AGI - La cooperazione tra Italia e Libia nel settore marittimo ha raggiunto una nuova fase con il rafforzamento dei legami tra Genova e Misurata, due città portuali che puntano a consolidare il proprio ruolo nelle catene logistiche che collegano Europa, Nord Africa e il resto del bacino del Mediterraneo. Oltre alla firma di un memorandum d'intesa tra le camere di commercio delle due città, l'incontro svoltosi a Genova ha evidenziato una convergenza di interessi in materia di infrastrutture portuali, commercio internazionale, logistica e modernizzazione delle catene di approvvigionamento.
Questa iniziativa si inserisce in un rinnovato interesse italiano per la costa libica, in particolare per Misurata, considerata da diversi anni il principale polo industriale e commerciale del Paese. Situata a circa 200 chilometri a est di Tripoli, la città concentra una parte significativa dell'attività manifatturiera libica, soprattutto nei settori della produzione siderurgica, dei materiali da costruzione e della logistica. Il suo porto commerciale, insieme alla zona franca di Misurata, rappresenta oggi una delle risorse economiche più dinamiche del Paese.
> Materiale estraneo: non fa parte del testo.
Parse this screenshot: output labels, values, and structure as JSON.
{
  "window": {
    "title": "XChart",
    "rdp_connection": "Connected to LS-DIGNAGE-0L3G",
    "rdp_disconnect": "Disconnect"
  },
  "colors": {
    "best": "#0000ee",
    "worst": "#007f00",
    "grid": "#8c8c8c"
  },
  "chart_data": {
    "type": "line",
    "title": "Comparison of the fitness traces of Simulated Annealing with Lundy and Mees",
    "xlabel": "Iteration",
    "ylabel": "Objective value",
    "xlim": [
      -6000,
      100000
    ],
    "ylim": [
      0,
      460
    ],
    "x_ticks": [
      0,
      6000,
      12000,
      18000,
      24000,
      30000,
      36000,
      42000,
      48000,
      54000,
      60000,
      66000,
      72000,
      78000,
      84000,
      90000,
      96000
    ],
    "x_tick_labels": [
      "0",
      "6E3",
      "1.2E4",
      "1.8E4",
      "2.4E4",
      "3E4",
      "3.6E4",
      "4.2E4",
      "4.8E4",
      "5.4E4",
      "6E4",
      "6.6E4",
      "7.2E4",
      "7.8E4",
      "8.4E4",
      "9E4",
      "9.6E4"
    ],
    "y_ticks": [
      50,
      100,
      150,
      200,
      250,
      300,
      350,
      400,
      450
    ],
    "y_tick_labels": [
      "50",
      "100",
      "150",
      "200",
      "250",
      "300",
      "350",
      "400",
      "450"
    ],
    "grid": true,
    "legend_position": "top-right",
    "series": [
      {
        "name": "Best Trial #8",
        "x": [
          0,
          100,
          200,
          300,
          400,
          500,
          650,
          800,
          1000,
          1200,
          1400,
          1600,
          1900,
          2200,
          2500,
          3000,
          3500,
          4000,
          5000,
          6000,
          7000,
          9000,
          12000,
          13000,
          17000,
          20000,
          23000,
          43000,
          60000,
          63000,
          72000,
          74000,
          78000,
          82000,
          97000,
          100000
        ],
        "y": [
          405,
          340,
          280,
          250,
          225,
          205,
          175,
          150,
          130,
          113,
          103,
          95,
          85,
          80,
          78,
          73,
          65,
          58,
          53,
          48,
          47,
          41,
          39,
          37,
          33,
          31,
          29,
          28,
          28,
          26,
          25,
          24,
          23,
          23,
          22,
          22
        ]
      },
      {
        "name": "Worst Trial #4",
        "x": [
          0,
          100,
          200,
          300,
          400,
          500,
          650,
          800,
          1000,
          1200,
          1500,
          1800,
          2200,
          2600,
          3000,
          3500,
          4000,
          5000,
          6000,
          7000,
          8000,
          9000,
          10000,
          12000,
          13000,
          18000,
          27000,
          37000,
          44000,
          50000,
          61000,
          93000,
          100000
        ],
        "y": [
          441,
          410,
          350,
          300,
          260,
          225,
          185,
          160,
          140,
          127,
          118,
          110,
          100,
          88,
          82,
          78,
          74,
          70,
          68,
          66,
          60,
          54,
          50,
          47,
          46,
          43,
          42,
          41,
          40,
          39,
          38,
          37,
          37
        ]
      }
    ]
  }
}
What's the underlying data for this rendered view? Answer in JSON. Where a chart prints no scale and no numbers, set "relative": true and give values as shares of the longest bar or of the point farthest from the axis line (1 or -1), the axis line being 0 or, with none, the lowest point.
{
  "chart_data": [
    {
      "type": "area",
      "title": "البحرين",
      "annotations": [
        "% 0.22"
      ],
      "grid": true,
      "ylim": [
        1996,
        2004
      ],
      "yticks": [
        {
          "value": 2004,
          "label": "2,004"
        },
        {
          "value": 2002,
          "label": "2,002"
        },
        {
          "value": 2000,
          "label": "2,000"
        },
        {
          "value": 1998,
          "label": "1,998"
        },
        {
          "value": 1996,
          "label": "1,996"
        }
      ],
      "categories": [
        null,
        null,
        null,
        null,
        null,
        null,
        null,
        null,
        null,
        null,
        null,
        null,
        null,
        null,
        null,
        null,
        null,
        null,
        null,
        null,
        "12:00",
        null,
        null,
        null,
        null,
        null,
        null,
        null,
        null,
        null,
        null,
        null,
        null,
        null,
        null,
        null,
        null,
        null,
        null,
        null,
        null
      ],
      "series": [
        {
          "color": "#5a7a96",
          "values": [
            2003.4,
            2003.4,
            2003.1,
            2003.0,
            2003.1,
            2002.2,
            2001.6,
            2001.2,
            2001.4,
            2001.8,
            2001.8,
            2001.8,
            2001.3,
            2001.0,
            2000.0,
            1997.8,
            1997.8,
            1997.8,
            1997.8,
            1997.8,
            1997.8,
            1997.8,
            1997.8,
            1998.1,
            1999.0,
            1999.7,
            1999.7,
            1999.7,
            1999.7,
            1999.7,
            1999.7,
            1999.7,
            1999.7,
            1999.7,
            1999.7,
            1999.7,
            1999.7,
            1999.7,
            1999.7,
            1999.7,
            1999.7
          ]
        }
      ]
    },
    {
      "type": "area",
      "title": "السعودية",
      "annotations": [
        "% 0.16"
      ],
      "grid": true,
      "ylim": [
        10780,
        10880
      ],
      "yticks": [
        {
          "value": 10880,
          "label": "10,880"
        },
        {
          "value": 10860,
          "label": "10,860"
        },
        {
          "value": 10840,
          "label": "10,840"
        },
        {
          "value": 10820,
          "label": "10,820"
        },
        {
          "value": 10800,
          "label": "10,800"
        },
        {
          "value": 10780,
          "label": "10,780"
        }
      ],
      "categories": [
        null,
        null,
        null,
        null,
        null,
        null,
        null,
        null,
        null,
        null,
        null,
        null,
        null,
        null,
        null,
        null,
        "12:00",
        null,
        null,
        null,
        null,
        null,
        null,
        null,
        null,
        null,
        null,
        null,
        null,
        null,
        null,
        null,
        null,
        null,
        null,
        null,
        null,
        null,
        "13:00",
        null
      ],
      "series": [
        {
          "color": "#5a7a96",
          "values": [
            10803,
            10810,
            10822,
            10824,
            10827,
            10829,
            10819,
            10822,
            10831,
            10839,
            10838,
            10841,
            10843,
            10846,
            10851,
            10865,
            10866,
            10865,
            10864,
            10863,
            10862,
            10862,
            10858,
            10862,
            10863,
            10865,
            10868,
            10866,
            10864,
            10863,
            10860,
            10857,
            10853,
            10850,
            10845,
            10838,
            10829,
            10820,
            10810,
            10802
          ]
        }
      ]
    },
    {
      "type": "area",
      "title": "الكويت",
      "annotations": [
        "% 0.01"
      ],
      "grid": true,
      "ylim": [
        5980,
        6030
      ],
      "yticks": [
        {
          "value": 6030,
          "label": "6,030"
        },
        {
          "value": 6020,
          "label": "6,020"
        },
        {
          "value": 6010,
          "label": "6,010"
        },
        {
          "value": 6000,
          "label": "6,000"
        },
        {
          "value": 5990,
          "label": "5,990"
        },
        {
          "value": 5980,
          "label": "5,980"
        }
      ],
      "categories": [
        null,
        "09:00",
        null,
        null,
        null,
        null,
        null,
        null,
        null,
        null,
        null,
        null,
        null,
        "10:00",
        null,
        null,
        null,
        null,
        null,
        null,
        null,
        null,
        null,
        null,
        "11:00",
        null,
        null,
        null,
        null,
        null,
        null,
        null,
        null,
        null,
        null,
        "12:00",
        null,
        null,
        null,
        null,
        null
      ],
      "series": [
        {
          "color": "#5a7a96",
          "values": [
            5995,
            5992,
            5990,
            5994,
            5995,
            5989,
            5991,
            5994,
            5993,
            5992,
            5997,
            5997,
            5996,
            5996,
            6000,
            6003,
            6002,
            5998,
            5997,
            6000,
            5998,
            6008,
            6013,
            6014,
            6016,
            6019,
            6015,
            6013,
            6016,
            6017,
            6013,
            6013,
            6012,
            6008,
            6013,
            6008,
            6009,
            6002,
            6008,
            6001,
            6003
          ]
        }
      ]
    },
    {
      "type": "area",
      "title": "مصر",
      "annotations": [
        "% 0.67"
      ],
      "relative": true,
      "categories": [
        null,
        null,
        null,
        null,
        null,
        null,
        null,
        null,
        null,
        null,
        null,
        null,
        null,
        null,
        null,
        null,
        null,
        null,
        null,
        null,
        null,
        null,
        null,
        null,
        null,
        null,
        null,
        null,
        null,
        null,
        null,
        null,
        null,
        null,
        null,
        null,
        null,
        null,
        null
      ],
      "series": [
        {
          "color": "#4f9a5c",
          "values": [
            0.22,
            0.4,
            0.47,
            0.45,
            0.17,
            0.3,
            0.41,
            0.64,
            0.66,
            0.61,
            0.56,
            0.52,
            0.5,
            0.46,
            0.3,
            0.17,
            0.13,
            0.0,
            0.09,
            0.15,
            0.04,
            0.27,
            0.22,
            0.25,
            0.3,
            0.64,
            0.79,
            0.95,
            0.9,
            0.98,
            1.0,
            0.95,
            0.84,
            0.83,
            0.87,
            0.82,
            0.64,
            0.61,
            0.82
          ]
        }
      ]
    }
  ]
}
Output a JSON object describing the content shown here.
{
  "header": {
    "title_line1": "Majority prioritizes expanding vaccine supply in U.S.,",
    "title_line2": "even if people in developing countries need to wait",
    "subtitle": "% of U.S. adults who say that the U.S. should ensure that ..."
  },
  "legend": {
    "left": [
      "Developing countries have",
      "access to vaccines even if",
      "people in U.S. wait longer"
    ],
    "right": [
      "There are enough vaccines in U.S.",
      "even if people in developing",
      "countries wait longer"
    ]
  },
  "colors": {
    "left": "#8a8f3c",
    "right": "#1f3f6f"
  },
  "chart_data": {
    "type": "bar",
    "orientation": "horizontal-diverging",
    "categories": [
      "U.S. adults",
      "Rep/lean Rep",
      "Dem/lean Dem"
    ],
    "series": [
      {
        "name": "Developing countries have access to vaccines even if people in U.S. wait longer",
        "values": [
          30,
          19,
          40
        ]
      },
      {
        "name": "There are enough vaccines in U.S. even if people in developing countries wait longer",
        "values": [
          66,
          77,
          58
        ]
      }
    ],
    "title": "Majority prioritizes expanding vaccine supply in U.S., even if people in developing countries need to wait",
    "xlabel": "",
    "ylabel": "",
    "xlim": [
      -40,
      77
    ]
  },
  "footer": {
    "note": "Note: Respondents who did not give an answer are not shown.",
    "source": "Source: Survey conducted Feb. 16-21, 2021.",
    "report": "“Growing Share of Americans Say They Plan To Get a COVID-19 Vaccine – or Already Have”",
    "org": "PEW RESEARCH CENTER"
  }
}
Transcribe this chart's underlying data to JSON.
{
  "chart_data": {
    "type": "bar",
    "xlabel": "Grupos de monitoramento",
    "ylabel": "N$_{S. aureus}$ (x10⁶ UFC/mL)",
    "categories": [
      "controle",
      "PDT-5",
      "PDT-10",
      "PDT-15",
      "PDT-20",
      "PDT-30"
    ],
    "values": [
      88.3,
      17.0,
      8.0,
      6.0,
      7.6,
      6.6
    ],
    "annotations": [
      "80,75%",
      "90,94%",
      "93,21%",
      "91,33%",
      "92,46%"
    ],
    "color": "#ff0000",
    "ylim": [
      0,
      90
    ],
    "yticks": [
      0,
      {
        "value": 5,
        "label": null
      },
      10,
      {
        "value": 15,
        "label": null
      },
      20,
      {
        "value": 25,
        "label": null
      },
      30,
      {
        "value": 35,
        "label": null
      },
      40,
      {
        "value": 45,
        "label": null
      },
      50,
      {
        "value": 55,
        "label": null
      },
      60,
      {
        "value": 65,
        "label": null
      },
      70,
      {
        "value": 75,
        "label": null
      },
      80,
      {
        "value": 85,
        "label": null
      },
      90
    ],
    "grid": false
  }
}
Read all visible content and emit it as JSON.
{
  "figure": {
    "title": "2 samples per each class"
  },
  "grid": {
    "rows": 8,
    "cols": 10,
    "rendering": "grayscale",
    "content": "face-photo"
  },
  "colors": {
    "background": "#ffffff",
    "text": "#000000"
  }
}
Incontro a Genova e scambi strategici
A Genova, i rappresentanti libici sono stati accolti da figure chiave del polo marittimo, portuale e tecnologico del capoluogo ligure. Le discussioni si sono concentrate sulla gestione portuale, la digitalizzazione delle operazioni logistiche, le nuove tecnologie applicate al trasporto marittimo, nonché lo sviluppo delle risorse umane e l'innovazione industriale. L'obiettivo è quello di favorire lo scambio di competenze in settori in cui Genova vanta una consolidata esperienza in tutto il Mediterraneo.
Ambizioni e opportunità di Genova in Libia
In quanto porto leader in Italia per valore delle merci movimentate, Genova da diversi anni si impegna a rafforzare la propria presenza nei mercati del Mediterraneo meridionale. Per gli operatori genovesi, la Libia rappresenta sia un mercato per la ricostruzione che una porta d'accesso all'Africa. Viceversa, Misurata vede l'Italia come un partner naturale per accelerare la sua trasformazione in un hub logistico regionale per il commercio e il transito.
Progetto di ampliamento del terminal di Misurata
Questo slancio giunge a pochi mesi dall'annuncio di un ambizioso programma di ampliamento per il terminal container della Zona Franca di Misurata. Lo scorso gennaio è stato raggiunto un accordo strategico tra Misrata Free Zone Terminal Investment Limited (TIL), società controllata dal Gruppo MSC, e il fondo qatariano Al Maha Capital Partners. Il progetto, del valore di 2,7 miliardi di dollari, prevede l'ampliamento delle infrastrutture portuali e un graduale aumento della capacità di movimentazione del terminal fino a quattro milioni di TEU all'anno.
L'obiettivo di un hub logistico nel Nord Africa
Per la Libia, la posta in gioco va ben oltre la semplice attività portuale. Le autorità sperano di fare di Misurata uno dei principali hub logistici del Nord Africa, in grado di intercettare una parte dei flussi commerciali che collegano l'Europa, il Sahel e l'Africa subsahariana. In quest'ottica, l'esperienza italiana nella logistica integrata, nella gestione portuale e nei collegamenti multimodali si configura come una risorsa particolarmente preziosa.
Evoluzione delle relazioni economiche
I colloqui che si sono tenuti a Genova riflettono quindi un'evoluzione nelle relazioni economiche italo-libiche, ora orientate non solo verso l'energia, ma anche verso le infrastrutture, il commercio marittimo e le catene logistiche che strutturano gli scambi commerciali nel Mediterraneo.